TARGETED ONCOLOGY: What safety findings were noted in the analysis compared with the RESORCE trial?
Varela: The patients had more than 8 months under regorafenib, that is longer than in the RESORCE trial. When the patients presented with serious adverse events related to regorafenib, this happened very late in treatment, about 11 months from the start of regorafenib. So really, it's not toxic, it's very well tolerated in this cohort of patients that are sensitive to sorafenib and are tolerant of sorafenib.
In general, the patients that are tolerant of sorafenib have very good tolerance of regorafenib, so this is the main message, that you have to choose these patients specifically. We have not tested regorafenib in patients that are intolerant of sorafenib. We strictly followed the RESORCE criteria.
TARGETED ONCOLOGY: How do you see these findings impacting the treatment landscape? What should oncologists take away from this analysis?
Varela: This is a confirmation of the trial. But, the most important issue is that in real life with very simple and dedicated medical assistants, you can obtain the best results in these patients, so you don't need to enroll the patients in a trial to obtain these results, you can do it in your clinical practice. So, I think it's valuable because of that, in a real-life system.

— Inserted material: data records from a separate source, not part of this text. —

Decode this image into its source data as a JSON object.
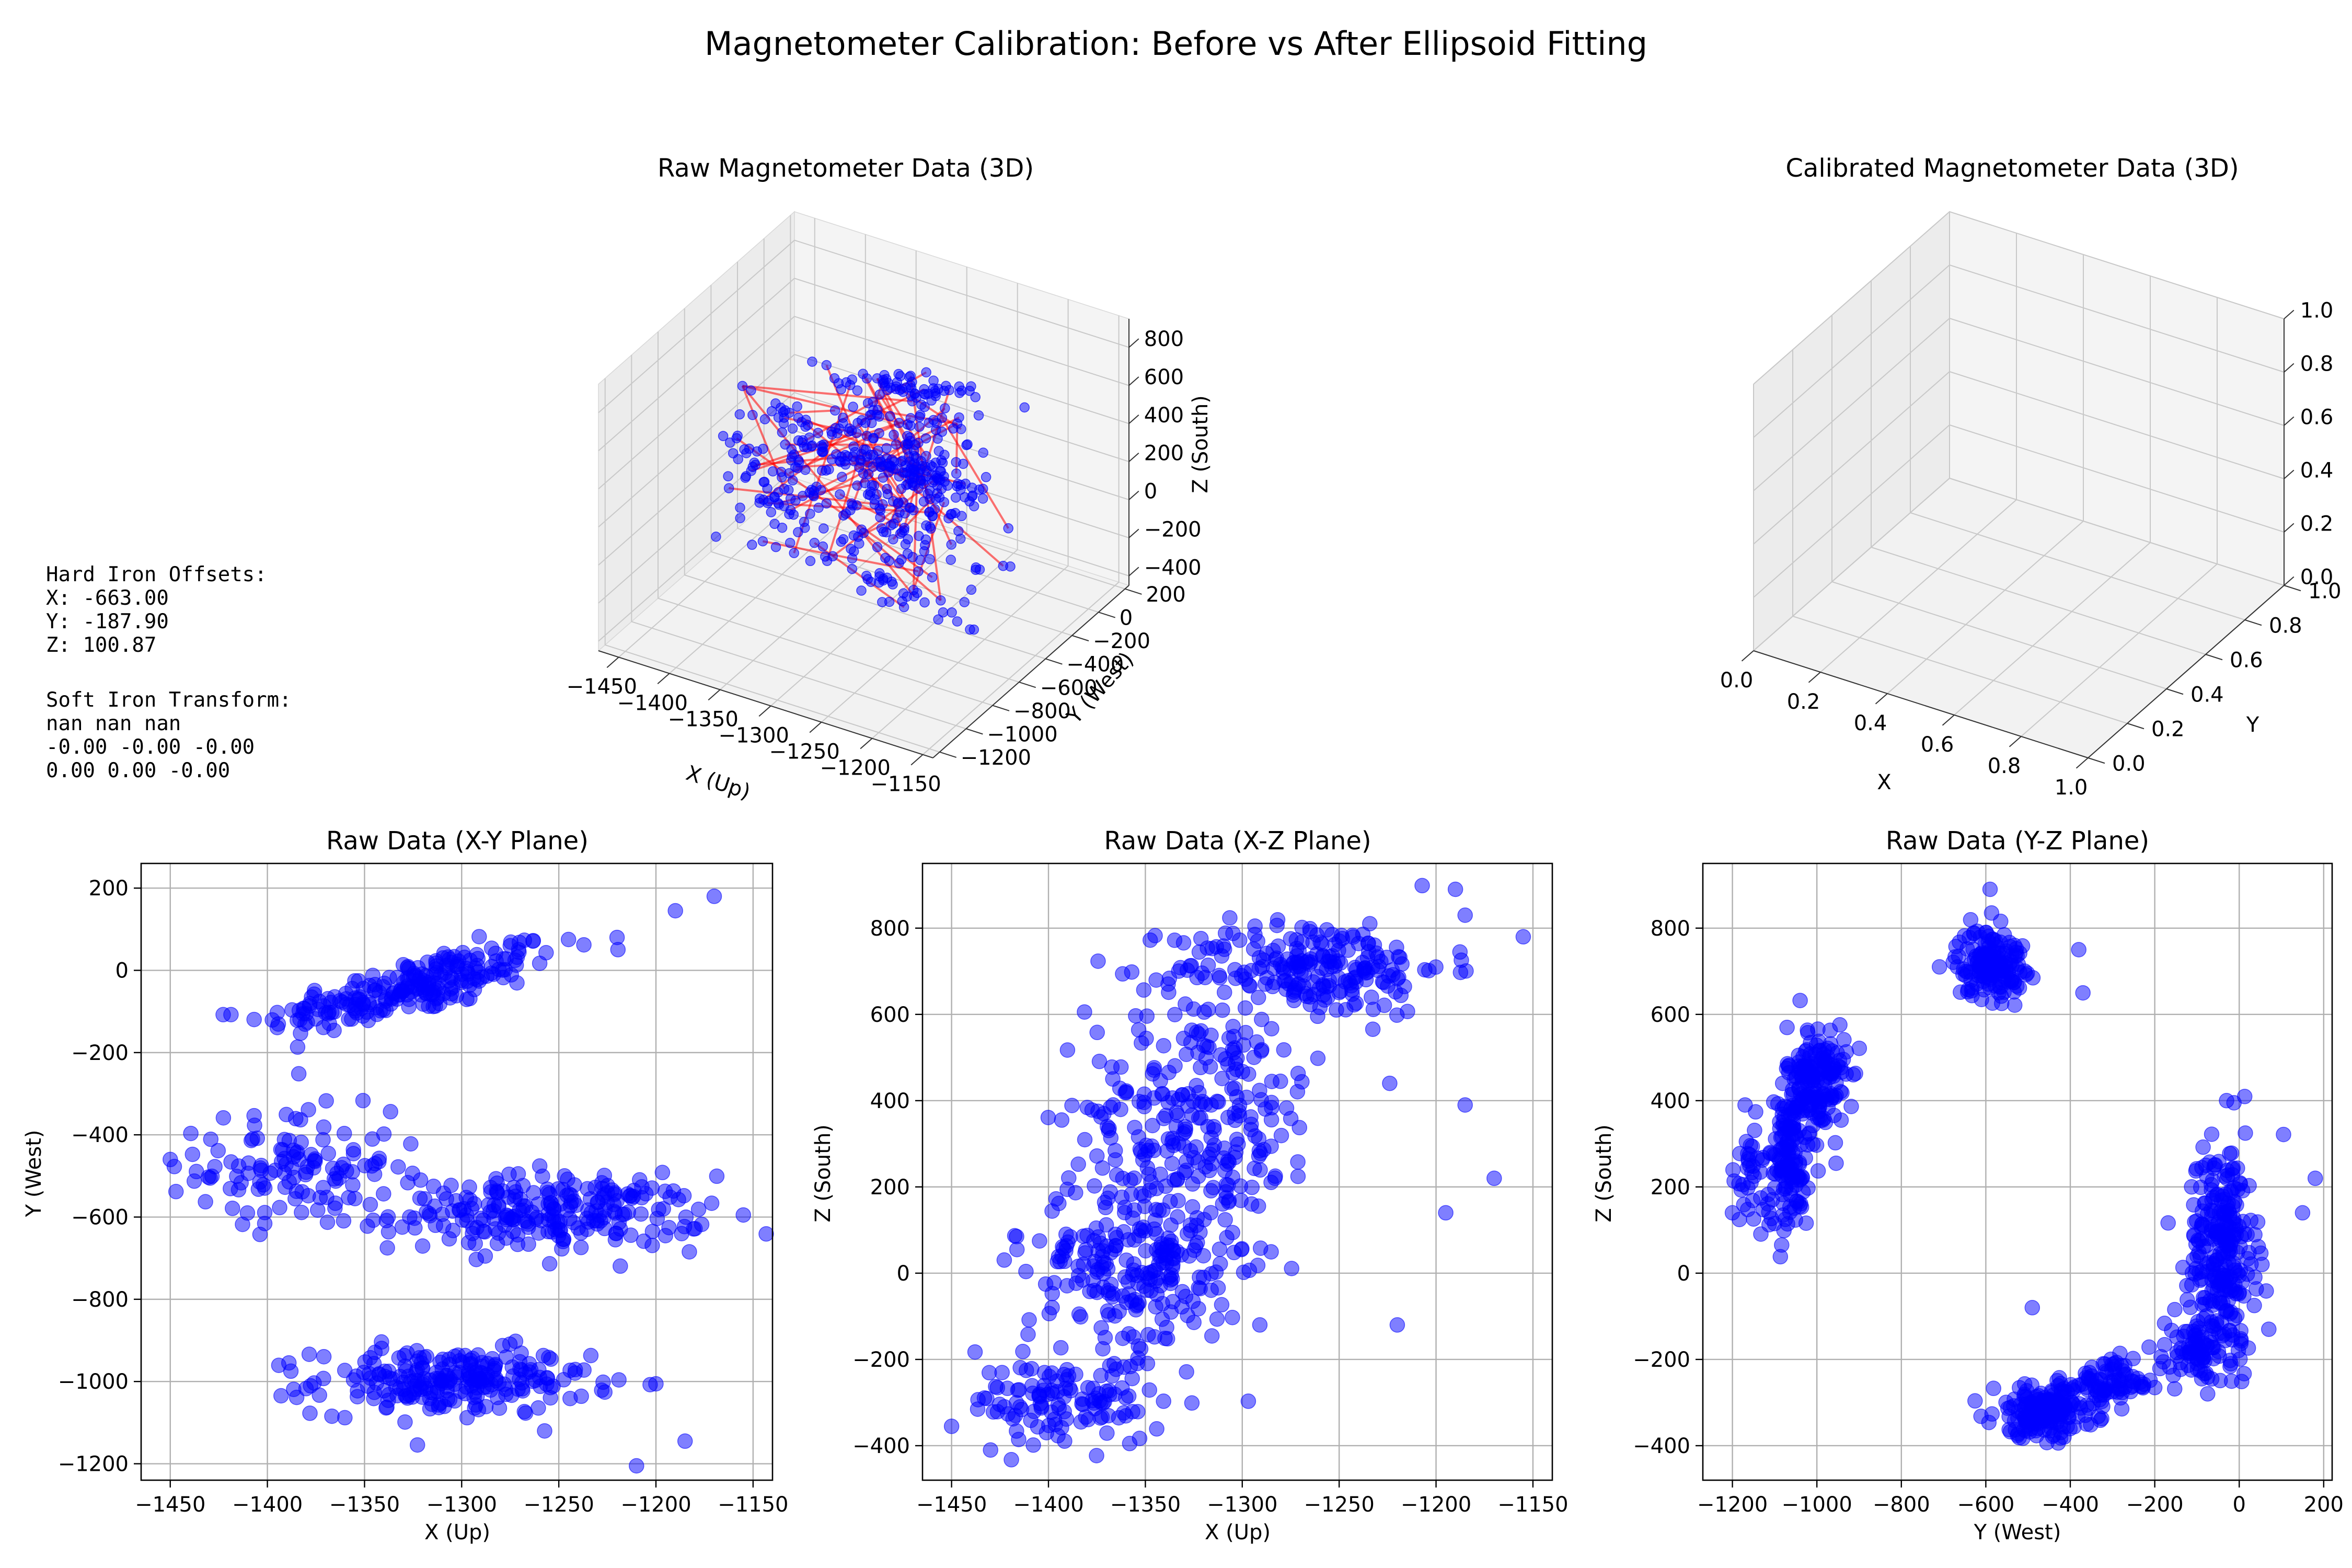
{
  "title": "Magnetometer Calibration: Before vs After Ellipsoid Fitting",
  "info": {
    "hard_iron_header": "Hard Iron Offsets:",
    "hard_iron": [
      "X: -663.00",
      "Y: -187.90",
      "Z: 100.87"
    ],
    "soft_iron_header": "Soft Iron Transform:",
    "soft_iron": [
      "nan nan nan",
      "-0.00 -0.00 -0.00",
      "0.00 0.00 -0.00"
    ]
  },
  "colors": {
    "points": "#0000ff",
    "hull": "#ff0000",
    "pane": "#f2f2f2"
  },
  "chart_data": [
    {
      "type": "scatter",
      "title": "Raw Magnetometer Data (3D)",
      "xlabel": "X (Up)",
      "ylabel": "Y (West)",
      "zlabel": "Z (South)",
      "xticks": [
        "−1450",
        "−1400",
        "−1350",
        "−1300",
        "−1250",
        "−1200",
        "−1150"
      ],
      "yticks": [
        "−1200",
        "−1000",
        "−800",
        "−600",
        "−400",
        "−200",
        "0",
        "200"
      ],
      "zticks": [
        "−400",
        "−200",
        "0",
        "200",
        "400",
        "600",
        "800"
      ],
      "xlim": [
        -1470,
        -1140
      ],
      "ylim": [
        -1250,
        230
      ],
      "zlim": [
        -450,
        950
      ],
      "clusters_note": "same points as 2D projections, with red convex hull edges"
    },
    {
      "type": "scatter",
      "title": "Calibrated Magnetometer Data (3D)",
      "xlabel": "X",
      "ylabel": "Y",
      "zlabel": "",
      "xticks": [
        "0.0",
        "0.2",
        "0.4",
        "0.6",
        "0.8",
        "1.0"
      ],
      "yticks": [
        "0.0",
        "0.2",
        "0.4",
        "0.6",
        "0.8",
        "1.0"
      ],
      "zticks": [
        "0.0",
        "0.2",
        "0.4",
        "0.6",
        "0.8",
        "1.0"
      ],
      "xlim": [
        0,
        1
      ],
      "ylim": [
        0,
        1
      ],
      "zlim": [
        0,
        1
      ],
      "points": []
    },
    {
      "type": "scatter",
      "title": "Raw Data (X-Y Plane)",
      "xlabel": "X (Up)",
      "ylabel": "Y (West)",
      "xlim": [
        -1465,
        -1140
      ],
      "ylim": [
        -1240,
        260
      ],
      "xticks": [
        -1450,
        -1400,
        -1350,
        -1300,
        -1250,
        -1200,
        -1150
      ],
      "yticks": [
        -1200,
        -1000,
        -800,
        -600,
        -400,
        -200,
        0,
        200
      ],
      "grid": true,
      "clusters": [
        {
          "cx": -1325,
          "cy": -40,
          "sx": 38,
          "sy": 35,
          "n": 230,
          "slope": 1.1
        },
        {
          "cx": -1385,
          "cy": -480,
          "sx": 25,
          "sy": 70,
          "n": 120,
          "slope": 0
        },
        {
          "cx": -1255,
          "cy": -590,
          "sx": 40,
          "sy": 45,
          "n": 240,
          "slope": 0
        },
        {
          "cx": -1305,
          "cy": -1000,
          "sx": 35,
          "sy": 40,
          "n": 240,
          "slope": 0
        }
      ],
      "outliers": [
        [
          -1450,
          -460
        ],
        [
          -1190,
          145
        ],
        [
          -1170,
          180
        ],
        [
          -1155,
          -595
        ],
        [
          -1210,
          -1205
        ],
        [
          -1185,
          -1145
        ],
        [
          -1220,
          80
        ],
        [
          -1245,
          75
        ]
      ]
    },
    {
      "type": "scatter",
      "title": "Raw Data (X-Z Plane)",
      "xlabel": "X (Up)",
      "ylabel": "Z (South)",
      "xlim": [
        -1465,
        -1140
      ],
      "ylim": [
        -480,
        950
      ],
      "xticks": [
        -1450,
        -1400,
        -1350,
        -1300,
        -1250,
        -1200,
        -1150
      ],
      "yticks": [
        -400,
        -200,
        0,
        200,
        400,
        600,
        800
      ],
      "grid": true,
      "clusters": [
        {
          "cx": -1265,
          "cy": 710,
          "sx": 35,
          "sy": 55,
          "n": 220,
          "slope": 0
        },
        {
          "cx": -1320,
          "cy": 380,
          "sx": 30,
          "sy": 140,
          "n": 260,
          "slope": 0
        },
        {
          "cx": -1355,
          "cy": 20,
          "sx": 28,
          "sy": 110,
          "n": 240,
          "slope": 0
        },
        {
          "cx": -1390,
          "cy": -300,
          "sx": 25,
          "sy": 50,
          "n": 120,
          "slope": 0
        }
      ],
      "outliers": [
        [
          -1450,
          -355
        ],
        [
          -1185,
          830
        ],
        [
          -1190,
          890
        ],
        [
          -1155,
          780
        ],
        [
          -1170,
          220
        ],
        [
          -1220,
          -120
        ],
        [
          -1185,
          390
        ],
        [
          -1195,
          140
        ]
      ]
    },
    {
      "type": "scatter",
      "title": "Raw Data (Y-Z Plane)",
      "xlabel": "Y (West)",
      "ylabel": "Z (South)",
      "xlim": [
        -1270,
        220
      ],
      "ylim": [
        -480,
        950
      ],
      "xticks": [
        -1200,
        -1000,
        -800,
        -600,
        -400,
        -200,
        0,
        200
      ],
      "yticks": [
        -400,
        -200,
        0,
        200,
        400,
        600,
        800
      ],
      "grid": true,
      "clusters": [
        {
          "cx": -590,
          "cy": 720,
          "sx": 40,
          "sy": 40,
          "n": 160,
          "slope": 0
        },
        {
          "cx": -1000,
          "cy": 440,
          "sx": 35,
          "sy": 70,
          "n": 180,
          "slope": 0
        },
        {
          "cx": -1070,
          "cy": 250,
          "sx": 25,
          "sy": 80,
          "n": 120,
          "slope": 0
        },
        {
          "cx": -40,
          "cy": 60,
          "sx": 40,
          "sy": 120,
          "n": 260,
          "slope": 0
        },
        {
          "cx": -90,
          "cy": -180,
          "sx": 40,
          "sy": 40,
          "n": 80,
          "slope": 0
        },
        {
          "cx": -460,
          "cy": -320,
          "sx": 60,
          "sy": 30,
          "n": 200,
          "slope": 0
        },
        {
          "cx": -300,
          "cy": -250,
          "sx": 60,
          "sy": 25,
          "n": 80,
          "slope": 0
        },
        {
          "cx": -1150,
          "cy": 220,
          "sx": 30,
          "sy": 60,
          "n": 40,
          "slope": 0
        }
      ],
      "outliers": [
        [
          180,
          220
        ],
        [
          150,
          140
        ],
        [
          -1200,
          140
        ],
        [
          -1170,
          390
        ],
        [
          -490,
          -80
        ],
        [
          -30,
          400
        ],
        [
          -590,
          890
        ],
        [
          -20,
          -210
        ],
        [
          70,
          -130
        ],
        [
          -380,
          750
        ],
        [
          -370,
          650
        ]
      ]
    }
  ]
}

If you take care of the patients and you [choose] the moment to treat with a second line you can obtain a higher overall survival and better quality of life. But you have to pay attention to the moment in which you have to switch to the second line. It is the main important issue when you have approval for second-line therapies, you have to choose the best moment to move to second-line therapy.